安装Extension
本地安装Remote-SSH、python
远程服务器上安装Python
- 难点:主机和远程服务器上安装Python扩展失败,可能是网络、代理等原因导致
- 解决方法:
- 主机在官方网站下载Python扩展:https://marketplace.visualstudio.com/items?itemName=ms-python.python
主机直接放在vscode的bin目录下并且执行指令code --install-extension ms-python.python-2022.9.11681004.vsix
即可
(细节见https://www.hangge.com/blog/cache/detail_3191.html) - 服务器的python扩展先使用scp从本地传上去,然后先要对其赋予执行权限,我一开始没有解决就是因为没有赋予权限,我直接chmod 777之后install from vsix即可(chmod +x应该也行)
之后就看到环境了:
现在可以选择自己在服务器的conda进行调试:
价值一天半时间的”权限访问“难题被破解!此时不禁想要听一百遍越权访问加深印象…
- 主机在官方网站下载Python扩展:https://marketplace.visualstudio.com/items?itemName=ms-python.python
之后就要run->add configuration->
launch.json如下:
{"version": "0.2","configurations": [{"name": "Python: Launch","type": "python","request": "launch","program": "${workspaceFolder}/CLIP4Clip/main_task_retrieval.py","args": ["--do_train","--num_thread_reader=0","--epochs=5","--batch_size=128","--n_display=50","--train_csv","${env:DATA_PATH}/MSRVTT_train.9k.csv","--val_csv","${env:DATA_PATH}/MSRVTT_JSFUSION_test.csv","--data_path","${env:DATA_PATH}/MSRVTT_data.json","--features_path","${env:DATA_PATH}/MSRVTT_Videos","--output_dir","ckpts/ckpt_msrvtt_retrieval_looseType","--lr","1e-4","--max_words","32","--max_frames","12","--batch_size_val","16","--datatype","msrvtt","--expand_msrvtt_sentences","--feature_framerate","1","--coef_lr","1e-3","--freeze_layer_num","0","--slice_framepos","2","--loose_type","--linear_patch","2d","--sim_header","meanP","--pretrained_clip_name","ViT-B/32"],"env": {"DATA_PATH": "/mnt/cloud_disk/wf/msrvtt_data"},"console": "integratedTerminal"}]
}
之后出现一个问题就是目前引用env变量在命令行中显示为空,目前不能用这个方式引用所以还得用笨方法,就是挨个复制粘贴。

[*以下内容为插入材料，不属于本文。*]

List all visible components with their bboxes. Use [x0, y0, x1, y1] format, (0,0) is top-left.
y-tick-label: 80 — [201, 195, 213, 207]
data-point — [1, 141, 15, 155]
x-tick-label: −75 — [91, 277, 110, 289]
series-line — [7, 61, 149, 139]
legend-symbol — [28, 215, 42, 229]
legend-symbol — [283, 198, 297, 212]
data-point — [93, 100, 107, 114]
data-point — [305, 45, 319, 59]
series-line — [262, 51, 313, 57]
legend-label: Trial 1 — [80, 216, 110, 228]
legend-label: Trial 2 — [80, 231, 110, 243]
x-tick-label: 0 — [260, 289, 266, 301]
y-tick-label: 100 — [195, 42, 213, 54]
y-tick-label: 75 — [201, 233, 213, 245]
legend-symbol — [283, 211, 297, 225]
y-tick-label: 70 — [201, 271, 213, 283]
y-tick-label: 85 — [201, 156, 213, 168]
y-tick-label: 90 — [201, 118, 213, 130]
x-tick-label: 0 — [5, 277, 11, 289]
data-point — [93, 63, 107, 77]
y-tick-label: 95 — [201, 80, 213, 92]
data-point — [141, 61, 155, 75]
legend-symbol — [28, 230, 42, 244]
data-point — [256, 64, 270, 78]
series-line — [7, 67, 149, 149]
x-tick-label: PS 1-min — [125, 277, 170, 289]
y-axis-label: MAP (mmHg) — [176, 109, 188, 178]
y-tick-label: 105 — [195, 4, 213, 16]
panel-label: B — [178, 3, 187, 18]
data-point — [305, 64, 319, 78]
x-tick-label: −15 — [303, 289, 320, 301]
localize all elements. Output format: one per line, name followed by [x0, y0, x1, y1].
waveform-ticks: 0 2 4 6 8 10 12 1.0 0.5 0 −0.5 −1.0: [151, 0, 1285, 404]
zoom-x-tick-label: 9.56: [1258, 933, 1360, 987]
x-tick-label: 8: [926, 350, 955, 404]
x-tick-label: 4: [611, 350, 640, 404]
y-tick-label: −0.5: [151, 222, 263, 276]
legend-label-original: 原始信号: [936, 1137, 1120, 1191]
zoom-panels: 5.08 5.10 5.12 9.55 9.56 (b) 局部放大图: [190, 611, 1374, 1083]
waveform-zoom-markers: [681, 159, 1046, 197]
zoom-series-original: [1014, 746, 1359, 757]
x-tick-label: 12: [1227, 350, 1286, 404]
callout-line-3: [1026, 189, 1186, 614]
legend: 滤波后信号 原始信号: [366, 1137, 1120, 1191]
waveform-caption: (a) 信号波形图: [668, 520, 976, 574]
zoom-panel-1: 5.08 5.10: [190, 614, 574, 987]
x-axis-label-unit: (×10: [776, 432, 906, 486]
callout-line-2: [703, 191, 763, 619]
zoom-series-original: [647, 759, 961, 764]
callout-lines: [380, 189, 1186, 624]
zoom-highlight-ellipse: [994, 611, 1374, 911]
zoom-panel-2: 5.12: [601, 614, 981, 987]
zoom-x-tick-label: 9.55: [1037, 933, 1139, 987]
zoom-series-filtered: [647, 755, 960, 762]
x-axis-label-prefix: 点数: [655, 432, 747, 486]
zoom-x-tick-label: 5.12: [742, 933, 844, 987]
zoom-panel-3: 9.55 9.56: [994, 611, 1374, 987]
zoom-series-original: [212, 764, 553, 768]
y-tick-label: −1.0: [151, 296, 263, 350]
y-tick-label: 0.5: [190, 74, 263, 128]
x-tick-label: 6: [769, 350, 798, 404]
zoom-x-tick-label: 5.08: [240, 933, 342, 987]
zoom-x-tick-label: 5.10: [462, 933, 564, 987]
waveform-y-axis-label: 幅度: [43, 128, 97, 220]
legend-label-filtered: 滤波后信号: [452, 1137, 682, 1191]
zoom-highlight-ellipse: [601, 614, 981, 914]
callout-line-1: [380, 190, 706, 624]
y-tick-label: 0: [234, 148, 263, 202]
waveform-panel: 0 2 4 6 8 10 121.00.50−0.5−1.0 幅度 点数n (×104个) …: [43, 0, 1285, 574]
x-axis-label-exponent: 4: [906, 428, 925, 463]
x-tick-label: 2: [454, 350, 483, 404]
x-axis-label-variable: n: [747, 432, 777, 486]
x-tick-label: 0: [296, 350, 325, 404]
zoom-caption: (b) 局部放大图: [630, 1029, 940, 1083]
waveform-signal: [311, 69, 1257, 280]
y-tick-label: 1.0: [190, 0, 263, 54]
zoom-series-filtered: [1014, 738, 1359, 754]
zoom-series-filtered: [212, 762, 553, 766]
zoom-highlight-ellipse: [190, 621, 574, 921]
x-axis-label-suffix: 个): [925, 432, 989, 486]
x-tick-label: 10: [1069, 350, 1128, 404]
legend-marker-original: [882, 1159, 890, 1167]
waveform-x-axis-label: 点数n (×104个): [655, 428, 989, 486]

并且python -m要变成module词段,module与program冲突,需要调整:
{"version": "0.2","configurations": [{"name": "Python: Launch","type": "python","request": "launch","module": "torch.distributed.launch","args": ["${workspaceFolder}/CLIP4Clip/main_task_retrieval.py","--do_train","--num_thread_reader=0","--epochs=5","--batch_size=128","--n_display=50","--train_csv","/mnt/cloud_disk/wf/msrvtt_data/MSRVTT_train.9k.csv","--val_csv","/mnt/cloud_disk/wf/msrvtt_data/MSRVTT_JSFUSION_test.csv","--data_path","/mnt/cloud_disk/wf/msrvtt_data/MSRVTT_data.json","--features_path","/mnt/cloud_disk/wf/msrvtt_data/MSRVTT_Videos","--output_dir","ckpts/ckpt_msrvtt_retrieval_looseType","--lr","1e-4","--max_words","32","--max_frames","12","--batch_size_val","16","--datatype","msrvtt","--expand_msrvtt_sentences","--feature_framerate","1","--coef_lr","1e-3","--freeze_layer_num","0","--slice_framepos","2","--loose_type","--linear_patch","2d","--sim_header","meanP","--pretrained_clip_name","ViT-B/32"],"console": "integratedTerminal"}]
}
之后设置断点调试之后发现这个问题:
挨个语句调试之后发现出现在某个加载模型的地方,模型的位置防止错误了,远程调试真的好用,可以清晰看到过程的调用栈call stack
发现以下问题:
在这段程序中计算frameCount的时候我发现计算出来的为0,fps也为0,因此引发了除零报错